HQ: Feito com canetas esferográficas, “Minha coisa favorita é monstro” é um verdadeiro desbunde visual

texto de Gabriel Pinheiro

Karen Reyes é uma garota de 10 anos alucinada com monstros. Quadrinhos, revistas pulp, filmes de terror B, os monstros orbitam a cabeça da menina enquanto ela transita por uma Chicago em fins dos anos 1960. Entre passeios pelo Museu de Arte da cidade, conversas com o irmão e a mãe no apartamento-porão onde vivem, leituras de histórias assustadoras e encontros com amigos — tanto reais quanto imaginários — a garota desenha tudo o que vive e observa em seu caderno. Inclusive ela própria. Não como os outros a enxergam, mas como ela mesma se vê: uma jovem lobismoça, entre monstro e ser humano. “Minha coisa favorita é monstro” é uma graphic novel de Emil Farris publicada em dois volumes, cujo “Livro dois” acaba de ser publicado pela Quadrinhos na Cia, com tradução de Érico Assis (Emil venceu o Prêmio Eisner com o Volume 1).

Um acontecimento repentino domina os interesses da personagem: um suposto assassinato. Sua misteriosa e sedutora vizinha é encontrada morta no decadente prédio onde vivem. Munida de uma capa e chapéu de detetive, Karen Reyes dá início a uma investigação que a levará ao encontro de diferentes monstros, do passado e do presente, do mundo visível e também do mundo invisível.

“Minha coisa favorita é monstro” é um verdadeiro desbunde visual. Emil Farris trabalha apenas com canetas esferográficas, num trabalho detalhista, vigoroso, colorido e estonteante. As páginas pautadas do quadrinho emulam tanto o próprio caderno onde Emil desenhou cada um dos quadros da obra, quanto o caderno da protagonista: mergulhamos na investigação da garota por meio de suas próprias anotações e desenhos, descortinando uma Chicago em plena efervescência política e cultural em 1968.

Karen Reyes desenha tudo aquilo que lhe interessa dia após dia, sejam detalhes e cenas que conecta ao crime que investiga ou acontecimentos muitas vezes inexplicáveis. A cada visita ao Museu e no encontro com diferentes obras de arte fundamentais que ali observa — de mestres como Goya e Picasso — a jovem lobismoça celebra e questiona a própria história da arte, sobretudo na representação do feminino — sexualizado ou visto como ameaça à masculinidade — ao longo dos séculos. Mergulhamos, por vezes, no interior de tais obras com a personagem. “Passei a vida vendo imagens que mostram a mulher que você acha ‘sexy’ sendo machucada.
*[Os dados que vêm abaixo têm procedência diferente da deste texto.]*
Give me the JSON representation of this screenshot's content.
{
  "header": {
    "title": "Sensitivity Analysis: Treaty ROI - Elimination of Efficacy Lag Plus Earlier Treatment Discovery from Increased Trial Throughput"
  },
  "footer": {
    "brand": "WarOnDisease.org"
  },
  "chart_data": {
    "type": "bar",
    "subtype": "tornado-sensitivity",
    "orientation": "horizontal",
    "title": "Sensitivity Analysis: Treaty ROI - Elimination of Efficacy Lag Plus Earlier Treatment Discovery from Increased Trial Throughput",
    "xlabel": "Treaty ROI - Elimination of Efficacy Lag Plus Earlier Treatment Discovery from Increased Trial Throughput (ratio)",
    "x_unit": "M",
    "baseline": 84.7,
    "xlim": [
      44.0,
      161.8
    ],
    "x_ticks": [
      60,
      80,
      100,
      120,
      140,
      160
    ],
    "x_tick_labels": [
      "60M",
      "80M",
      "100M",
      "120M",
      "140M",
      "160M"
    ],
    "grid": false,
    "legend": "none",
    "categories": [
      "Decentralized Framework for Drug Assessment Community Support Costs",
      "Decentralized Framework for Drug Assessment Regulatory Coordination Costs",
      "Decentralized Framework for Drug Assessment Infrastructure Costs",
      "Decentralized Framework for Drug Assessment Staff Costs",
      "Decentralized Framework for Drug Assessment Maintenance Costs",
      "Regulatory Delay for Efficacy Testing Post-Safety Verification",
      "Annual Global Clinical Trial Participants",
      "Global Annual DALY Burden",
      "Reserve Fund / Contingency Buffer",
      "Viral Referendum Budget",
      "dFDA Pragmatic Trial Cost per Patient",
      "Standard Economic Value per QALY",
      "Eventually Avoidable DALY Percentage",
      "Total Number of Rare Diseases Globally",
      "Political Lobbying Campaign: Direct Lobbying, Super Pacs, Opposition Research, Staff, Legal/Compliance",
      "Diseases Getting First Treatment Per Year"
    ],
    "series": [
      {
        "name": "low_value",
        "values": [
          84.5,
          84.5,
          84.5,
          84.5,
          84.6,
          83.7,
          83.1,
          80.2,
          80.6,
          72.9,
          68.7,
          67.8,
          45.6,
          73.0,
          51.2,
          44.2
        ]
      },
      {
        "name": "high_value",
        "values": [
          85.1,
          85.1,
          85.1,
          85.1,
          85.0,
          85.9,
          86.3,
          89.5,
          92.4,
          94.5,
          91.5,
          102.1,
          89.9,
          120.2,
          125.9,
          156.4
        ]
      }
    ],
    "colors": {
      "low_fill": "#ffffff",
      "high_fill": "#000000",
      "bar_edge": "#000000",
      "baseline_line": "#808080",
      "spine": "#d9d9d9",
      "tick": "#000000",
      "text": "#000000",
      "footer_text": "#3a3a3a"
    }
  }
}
Isso me passa uma mensagem e acho que a mensagem é que as mulheres ficam melhores quando alguém machuca a gente”.

“Minha coisa favorita é monstro” é um épico em quadrinhos. Este trabalho incansável e virtuoso celebra a arte e o seu poder de enfrentamento ao ódio e ao medo causados por certos monstros que não são aqueles adorados por sua jovem protagonista. Em mais de 800 páginas, Emil Ferris reflete acerca de monstros muito reais e próximos. Do presente da narrativa, com o racismo e a transfobia inerente à sociedade norte-americana em fins dos anos 1960 – da negação à tudo e todos vistos como diferentes ou “monstruosos” – ao passado do Holocausto na Segunda Guerra Mundial, o medo e o horror invadem a vida cotidiana da garota, causados por monstros que assombram justamente pelo fato de serem humanos. “Acho que a arte e as histórias são as maiores invenções dos seres humanos. A melhor maneira de ser um monstro forte que derrota o mal é fazer arte e contar histórias”.